Output from spreadsheet:
date temp monitor trend change_in_trend
12/4/2003 100 97.00 warming false
12/5/2003 101 97.97 warming false
12/8/2003 100 97.97 warming false
12/9/2003 102 98.94 warming false
12/10/2003 101 98.94 warming false
12/11/2003 100 98.94 warming false
12/12/2003 99 98.94 warming false
12/15/2003 98 98.94 cooling true
12/16/2003 97 98.94 cooling false
12/17/2003 96 98.88 cooling false
12/18/2003 95 97.85 cooling false
12/19/2003 96 97.85 cooling false
12/22/2003 97 97.85 cooling false
12/23/2003 98 97.85 warming true
12/24/2003 99 97.85 warming false
12/26/2003 100 97.85 warming false
12/29/2003 101 97.97 warming false
Assumptions:
percent_monitor = .03
warming_factor = 1 - percent_monitor
cooling_factor = 1 + percent_monitor
In my spreadsheet, I setup the columns in the first row as:
monitor = temp * warming_factor
trending = warming
change_in_trend = false
All remaining rows are derived based on current and previous row's column values.
monitor column logic:
if temp > prev_monitor:
if temp > prev_temp:
if temp * warming_factor > prev_monitor:
monitor = temp*warming_factor
else:
monitor = prev_monitor
else:
monitor = prev_monitor
else:
if temp < prev_monitor:
if temp * cooling_factor < prev_monitor:
monitor = temp * cooling_factor
else:
monitor = prev_monitor
else:
monitor = prev_monitor
trending column logic:
if temp > prev_monitor:
trending = warming
else:
trending = cooling
change in trend column logic:
if current_trend - previous_trend:
change_in_trend = false
else:
change in trend = true
I was able to iterate through a dataframe and apply the logic with no problem. However, performance is horrible over thousands of rows.
I've been trying to do this in a more 'pandas' like way but have failed in every attempt.
Without embarrassing myself by pasting my code attempts, is there anyone that could offer me some help?
Thanks in advance!
Upvotes: 2
Views: 139
Reputation: 215
Because you are looking to just move this over to Python and are not set up Pandas in particular, I went for a non-pandas approach. I used your example rows and did 47124
rows in 0.182
seconds.
Pandas is really good and intuitive for some use cases, but can get extremely slow for iteration. This page explains some of the slower uses of Pandas one of them mainly being index iteration.
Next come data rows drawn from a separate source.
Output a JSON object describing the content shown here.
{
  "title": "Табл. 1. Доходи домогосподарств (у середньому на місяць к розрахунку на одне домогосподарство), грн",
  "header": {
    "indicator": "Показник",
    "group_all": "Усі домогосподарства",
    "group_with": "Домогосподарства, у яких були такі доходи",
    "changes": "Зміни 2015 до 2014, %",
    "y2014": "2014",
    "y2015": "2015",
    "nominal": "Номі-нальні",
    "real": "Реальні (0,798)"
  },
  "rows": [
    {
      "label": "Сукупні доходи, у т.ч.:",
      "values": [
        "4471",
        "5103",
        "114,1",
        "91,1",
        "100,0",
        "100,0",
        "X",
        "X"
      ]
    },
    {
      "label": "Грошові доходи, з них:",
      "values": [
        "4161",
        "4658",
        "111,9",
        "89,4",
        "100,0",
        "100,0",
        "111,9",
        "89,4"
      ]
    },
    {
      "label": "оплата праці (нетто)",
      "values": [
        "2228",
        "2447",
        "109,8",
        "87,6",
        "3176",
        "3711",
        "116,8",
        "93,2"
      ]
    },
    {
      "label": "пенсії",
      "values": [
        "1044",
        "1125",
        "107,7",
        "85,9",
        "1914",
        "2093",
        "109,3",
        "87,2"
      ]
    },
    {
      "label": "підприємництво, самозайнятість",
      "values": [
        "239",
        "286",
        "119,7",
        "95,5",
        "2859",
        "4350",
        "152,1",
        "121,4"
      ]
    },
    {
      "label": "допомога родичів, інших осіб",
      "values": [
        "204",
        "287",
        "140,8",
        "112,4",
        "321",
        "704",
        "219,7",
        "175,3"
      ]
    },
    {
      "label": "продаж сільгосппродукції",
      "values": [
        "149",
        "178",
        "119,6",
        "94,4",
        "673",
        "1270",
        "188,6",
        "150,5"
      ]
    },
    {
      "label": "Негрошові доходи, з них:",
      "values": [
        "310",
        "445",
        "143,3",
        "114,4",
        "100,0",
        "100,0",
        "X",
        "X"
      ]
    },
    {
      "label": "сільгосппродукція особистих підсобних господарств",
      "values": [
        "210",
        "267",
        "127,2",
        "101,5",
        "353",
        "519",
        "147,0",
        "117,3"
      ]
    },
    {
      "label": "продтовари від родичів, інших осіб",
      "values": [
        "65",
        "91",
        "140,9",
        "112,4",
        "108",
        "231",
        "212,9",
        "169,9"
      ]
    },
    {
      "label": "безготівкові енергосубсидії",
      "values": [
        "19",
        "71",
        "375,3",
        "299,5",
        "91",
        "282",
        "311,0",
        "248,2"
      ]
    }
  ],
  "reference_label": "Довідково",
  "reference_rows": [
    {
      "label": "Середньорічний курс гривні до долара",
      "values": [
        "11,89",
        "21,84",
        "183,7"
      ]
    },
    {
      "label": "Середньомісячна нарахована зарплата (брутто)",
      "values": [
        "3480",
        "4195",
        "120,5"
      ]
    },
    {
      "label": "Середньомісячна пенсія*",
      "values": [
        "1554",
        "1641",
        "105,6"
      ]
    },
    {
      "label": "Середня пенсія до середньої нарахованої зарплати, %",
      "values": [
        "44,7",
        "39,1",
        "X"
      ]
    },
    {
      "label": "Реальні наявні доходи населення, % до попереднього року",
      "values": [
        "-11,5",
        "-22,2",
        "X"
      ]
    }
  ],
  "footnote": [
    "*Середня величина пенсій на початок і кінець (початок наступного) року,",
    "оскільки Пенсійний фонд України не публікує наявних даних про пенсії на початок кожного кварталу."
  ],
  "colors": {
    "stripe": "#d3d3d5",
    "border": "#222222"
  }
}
A pandas-ey way to do this would to be to take advantage of 5. Vectorization with NumPy arrays
, but your use case seems straightforward enough that this might be overkill and might not be worth it (given that your name is PythonNoob).
For the sake of both clarity and speed, a simple use of the more basic python functions can get you the speed you want.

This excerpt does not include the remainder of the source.